Mach just got the slowdown. To make matters worse, it got a lot of this slowdown. In Mach, there was only one form of interprocess communication: message passing. This is a very clean abstraction, but Mach managed to pick exactly the wrong way of implementing it. Every Mach message send required checking the sending and receiving port access rights and some complex memory mapping operations, which resulted in a Mach message send being much slower than a system call. On Mach-based UNIX systems, a UNIX system call meant sending a message from the userspace process to the BSD process, which may then send more messages to other processes, and then waiting for the reply.
The XNU kernel uses Mach at the core. This is one of the things that everybody knows about OS X, but it's quite misleading. Unlike most other Mach-based operating systems, such as GNU HURD (which, contrary to popular belief, does exist), XNU implements UNIX system calls in the same way as a BSD system.

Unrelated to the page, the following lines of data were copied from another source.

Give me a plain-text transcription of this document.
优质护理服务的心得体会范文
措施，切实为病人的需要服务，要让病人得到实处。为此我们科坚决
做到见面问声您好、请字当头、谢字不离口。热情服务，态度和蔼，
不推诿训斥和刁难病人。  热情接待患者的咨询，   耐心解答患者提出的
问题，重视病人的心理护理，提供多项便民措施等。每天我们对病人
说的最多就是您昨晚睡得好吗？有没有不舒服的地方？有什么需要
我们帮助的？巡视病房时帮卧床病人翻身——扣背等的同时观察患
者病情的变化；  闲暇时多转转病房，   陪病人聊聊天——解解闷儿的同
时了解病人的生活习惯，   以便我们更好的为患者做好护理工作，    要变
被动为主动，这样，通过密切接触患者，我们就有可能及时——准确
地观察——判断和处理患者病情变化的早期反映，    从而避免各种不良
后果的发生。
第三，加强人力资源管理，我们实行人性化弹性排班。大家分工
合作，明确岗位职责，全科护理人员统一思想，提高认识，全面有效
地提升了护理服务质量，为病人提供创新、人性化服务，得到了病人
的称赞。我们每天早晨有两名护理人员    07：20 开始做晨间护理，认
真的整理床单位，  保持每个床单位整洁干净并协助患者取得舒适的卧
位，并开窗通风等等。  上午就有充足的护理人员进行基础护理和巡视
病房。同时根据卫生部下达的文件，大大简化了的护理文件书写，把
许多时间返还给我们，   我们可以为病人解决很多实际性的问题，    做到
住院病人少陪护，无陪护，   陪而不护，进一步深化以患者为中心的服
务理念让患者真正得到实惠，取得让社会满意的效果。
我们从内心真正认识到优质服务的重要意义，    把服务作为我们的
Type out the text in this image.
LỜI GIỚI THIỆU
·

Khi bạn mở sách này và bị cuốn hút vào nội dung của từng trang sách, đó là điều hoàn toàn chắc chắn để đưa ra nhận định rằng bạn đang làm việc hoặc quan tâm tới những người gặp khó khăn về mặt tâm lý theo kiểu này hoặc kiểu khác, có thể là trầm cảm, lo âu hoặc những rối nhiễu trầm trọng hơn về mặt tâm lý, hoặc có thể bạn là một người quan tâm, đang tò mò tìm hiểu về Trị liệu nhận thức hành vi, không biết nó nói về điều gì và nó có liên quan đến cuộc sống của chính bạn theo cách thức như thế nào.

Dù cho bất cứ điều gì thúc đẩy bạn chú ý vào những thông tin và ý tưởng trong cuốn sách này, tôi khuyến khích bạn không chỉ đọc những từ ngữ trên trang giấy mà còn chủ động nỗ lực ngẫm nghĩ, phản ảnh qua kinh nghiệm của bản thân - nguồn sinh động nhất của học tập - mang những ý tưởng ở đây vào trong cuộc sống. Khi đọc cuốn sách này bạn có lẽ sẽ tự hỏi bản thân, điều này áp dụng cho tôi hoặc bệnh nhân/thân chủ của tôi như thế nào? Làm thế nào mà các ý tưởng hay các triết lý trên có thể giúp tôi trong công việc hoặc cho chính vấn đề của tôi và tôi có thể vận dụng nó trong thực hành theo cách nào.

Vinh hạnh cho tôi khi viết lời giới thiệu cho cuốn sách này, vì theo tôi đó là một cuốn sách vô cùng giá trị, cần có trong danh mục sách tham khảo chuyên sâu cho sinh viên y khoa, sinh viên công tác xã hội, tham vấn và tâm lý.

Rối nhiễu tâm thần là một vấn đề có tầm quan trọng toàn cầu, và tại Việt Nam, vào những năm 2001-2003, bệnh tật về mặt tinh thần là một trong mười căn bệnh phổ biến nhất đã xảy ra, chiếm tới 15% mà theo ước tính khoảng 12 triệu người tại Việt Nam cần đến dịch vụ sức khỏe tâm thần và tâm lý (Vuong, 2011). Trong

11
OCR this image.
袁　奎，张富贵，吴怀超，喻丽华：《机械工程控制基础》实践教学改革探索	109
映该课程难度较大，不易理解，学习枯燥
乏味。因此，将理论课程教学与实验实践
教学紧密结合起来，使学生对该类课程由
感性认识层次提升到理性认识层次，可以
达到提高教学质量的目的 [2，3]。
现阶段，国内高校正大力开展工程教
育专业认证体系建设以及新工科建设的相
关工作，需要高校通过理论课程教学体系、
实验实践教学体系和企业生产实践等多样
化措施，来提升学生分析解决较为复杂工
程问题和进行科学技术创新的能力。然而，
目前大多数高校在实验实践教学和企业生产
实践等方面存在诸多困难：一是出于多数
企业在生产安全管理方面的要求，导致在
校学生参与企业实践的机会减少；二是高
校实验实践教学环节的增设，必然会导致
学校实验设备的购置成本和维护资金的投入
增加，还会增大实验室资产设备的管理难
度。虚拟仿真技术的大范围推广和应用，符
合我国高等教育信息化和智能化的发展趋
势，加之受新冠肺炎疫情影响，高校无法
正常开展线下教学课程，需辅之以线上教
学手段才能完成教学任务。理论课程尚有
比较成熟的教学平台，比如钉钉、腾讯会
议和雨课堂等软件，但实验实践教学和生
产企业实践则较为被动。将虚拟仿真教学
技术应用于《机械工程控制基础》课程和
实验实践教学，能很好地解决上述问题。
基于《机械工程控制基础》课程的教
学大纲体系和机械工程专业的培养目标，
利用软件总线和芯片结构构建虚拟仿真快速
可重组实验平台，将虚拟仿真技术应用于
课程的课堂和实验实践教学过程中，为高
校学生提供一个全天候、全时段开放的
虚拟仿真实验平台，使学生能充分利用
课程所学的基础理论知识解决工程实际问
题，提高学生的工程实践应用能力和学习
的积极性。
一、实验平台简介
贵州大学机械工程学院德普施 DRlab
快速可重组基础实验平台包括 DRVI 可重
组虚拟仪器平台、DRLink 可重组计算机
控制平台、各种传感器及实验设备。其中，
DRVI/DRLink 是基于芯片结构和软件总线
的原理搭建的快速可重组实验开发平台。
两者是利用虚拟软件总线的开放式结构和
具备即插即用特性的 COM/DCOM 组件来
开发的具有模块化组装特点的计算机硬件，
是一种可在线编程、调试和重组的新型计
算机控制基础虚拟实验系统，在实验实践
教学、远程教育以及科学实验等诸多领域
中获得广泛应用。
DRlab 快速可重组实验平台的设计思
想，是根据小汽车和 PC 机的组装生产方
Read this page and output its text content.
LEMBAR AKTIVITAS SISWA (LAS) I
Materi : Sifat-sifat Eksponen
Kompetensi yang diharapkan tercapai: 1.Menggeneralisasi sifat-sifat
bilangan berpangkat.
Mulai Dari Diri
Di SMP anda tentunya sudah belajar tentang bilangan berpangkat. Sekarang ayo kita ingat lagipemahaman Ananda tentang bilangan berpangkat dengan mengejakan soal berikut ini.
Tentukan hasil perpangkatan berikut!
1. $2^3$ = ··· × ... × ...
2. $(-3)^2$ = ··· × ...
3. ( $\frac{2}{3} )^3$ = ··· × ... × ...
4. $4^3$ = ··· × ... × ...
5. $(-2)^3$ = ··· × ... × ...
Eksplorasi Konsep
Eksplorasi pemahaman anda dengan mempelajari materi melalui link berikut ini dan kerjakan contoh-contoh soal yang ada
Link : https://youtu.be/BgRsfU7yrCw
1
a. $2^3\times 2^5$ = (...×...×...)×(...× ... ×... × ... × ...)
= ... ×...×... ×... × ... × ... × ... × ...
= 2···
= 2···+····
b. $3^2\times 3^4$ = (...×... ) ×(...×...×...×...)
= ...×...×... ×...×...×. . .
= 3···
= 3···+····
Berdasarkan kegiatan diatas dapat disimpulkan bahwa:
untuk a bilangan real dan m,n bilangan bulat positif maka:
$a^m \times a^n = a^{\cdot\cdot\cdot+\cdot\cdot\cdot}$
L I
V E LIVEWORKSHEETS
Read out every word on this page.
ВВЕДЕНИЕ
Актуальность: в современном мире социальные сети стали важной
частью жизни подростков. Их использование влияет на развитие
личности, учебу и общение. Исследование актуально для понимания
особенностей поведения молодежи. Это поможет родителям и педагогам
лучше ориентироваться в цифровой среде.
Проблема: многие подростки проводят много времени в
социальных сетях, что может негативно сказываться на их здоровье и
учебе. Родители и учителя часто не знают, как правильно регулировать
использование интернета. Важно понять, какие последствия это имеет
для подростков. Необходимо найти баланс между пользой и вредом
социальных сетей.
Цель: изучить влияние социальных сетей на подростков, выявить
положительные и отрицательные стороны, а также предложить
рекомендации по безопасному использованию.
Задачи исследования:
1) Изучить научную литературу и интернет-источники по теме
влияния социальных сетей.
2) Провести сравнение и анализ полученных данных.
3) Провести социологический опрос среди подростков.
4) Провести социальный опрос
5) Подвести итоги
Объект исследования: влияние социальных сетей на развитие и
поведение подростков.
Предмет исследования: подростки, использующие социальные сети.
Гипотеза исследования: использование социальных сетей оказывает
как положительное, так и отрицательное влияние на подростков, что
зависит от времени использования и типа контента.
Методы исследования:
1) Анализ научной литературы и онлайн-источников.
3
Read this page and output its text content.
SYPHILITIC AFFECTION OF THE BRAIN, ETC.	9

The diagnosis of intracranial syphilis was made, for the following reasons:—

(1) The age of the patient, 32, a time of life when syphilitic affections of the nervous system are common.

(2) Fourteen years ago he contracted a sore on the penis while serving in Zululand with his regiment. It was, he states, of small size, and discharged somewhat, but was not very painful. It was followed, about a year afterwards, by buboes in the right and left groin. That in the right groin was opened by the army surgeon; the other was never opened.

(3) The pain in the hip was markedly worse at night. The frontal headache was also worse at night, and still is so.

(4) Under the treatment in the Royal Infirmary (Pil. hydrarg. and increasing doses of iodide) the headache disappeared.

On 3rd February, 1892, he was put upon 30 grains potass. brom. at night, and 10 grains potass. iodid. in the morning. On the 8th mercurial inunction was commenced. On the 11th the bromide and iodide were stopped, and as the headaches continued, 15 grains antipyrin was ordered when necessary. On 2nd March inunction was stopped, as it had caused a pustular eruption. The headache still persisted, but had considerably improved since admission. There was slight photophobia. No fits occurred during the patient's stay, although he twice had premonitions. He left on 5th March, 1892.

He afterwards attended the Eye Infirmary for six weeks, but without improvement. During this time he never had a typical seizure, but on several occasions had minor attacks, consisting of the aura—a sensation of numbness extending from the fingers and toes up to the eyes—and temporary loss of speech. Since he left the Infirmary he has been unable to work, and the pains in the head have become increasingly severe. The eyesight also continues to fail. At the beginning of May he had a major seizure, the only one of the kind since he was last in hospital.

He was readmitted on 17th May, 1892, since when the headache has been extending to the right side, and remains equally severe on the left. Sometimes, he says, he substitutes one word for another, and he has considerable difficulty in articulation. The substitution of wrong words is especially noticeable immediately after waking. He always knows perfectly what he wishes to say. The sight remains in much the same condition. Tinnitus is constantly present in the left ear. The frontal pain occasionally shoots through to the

You set some registers and issue a system call instruction (or an interrupt) and have the kernel code called directly from the trap handler. You can see this quite easily in Activity Monitor. The vim process that I am using to write this has, so far, issued 64K UNIX system calls, but only 88 Mach system calls and has sent and received less than 200 Mach messages.
So what does XNU use Mach for? The simplest answer is as an abstraction layer, along the lines of the Windows HAL, but this doesn't tell the entire story. The closest analog in a modern system is the nanokernel in the Symbian microkernel. Mach is responsible for managing the CPU and memory and for providing some basic abstractions to the top of the kernel, such as tasks and threads.
The BSD part of the kernel calls down to the Mach part, but can call these functions directly, not requiring a Mach message. This means that most of the disadvantages of Mach are eliminated. So are Mach messages still used? Wave the mouse over an application while inspecting it and Activity Monitor, and you get an immediate answer: Yes.
Mach messages are used for a lot of things in OS X, not least of which is the delivery of events from the user. Other processes are also free to use Mach-level IPC. This has some advantages—for example, the fact that it's easy to check the other party in Mach communication, which can be useful when implementing things like the Keychain, which rely on the ability to permit communication based on the program making the request.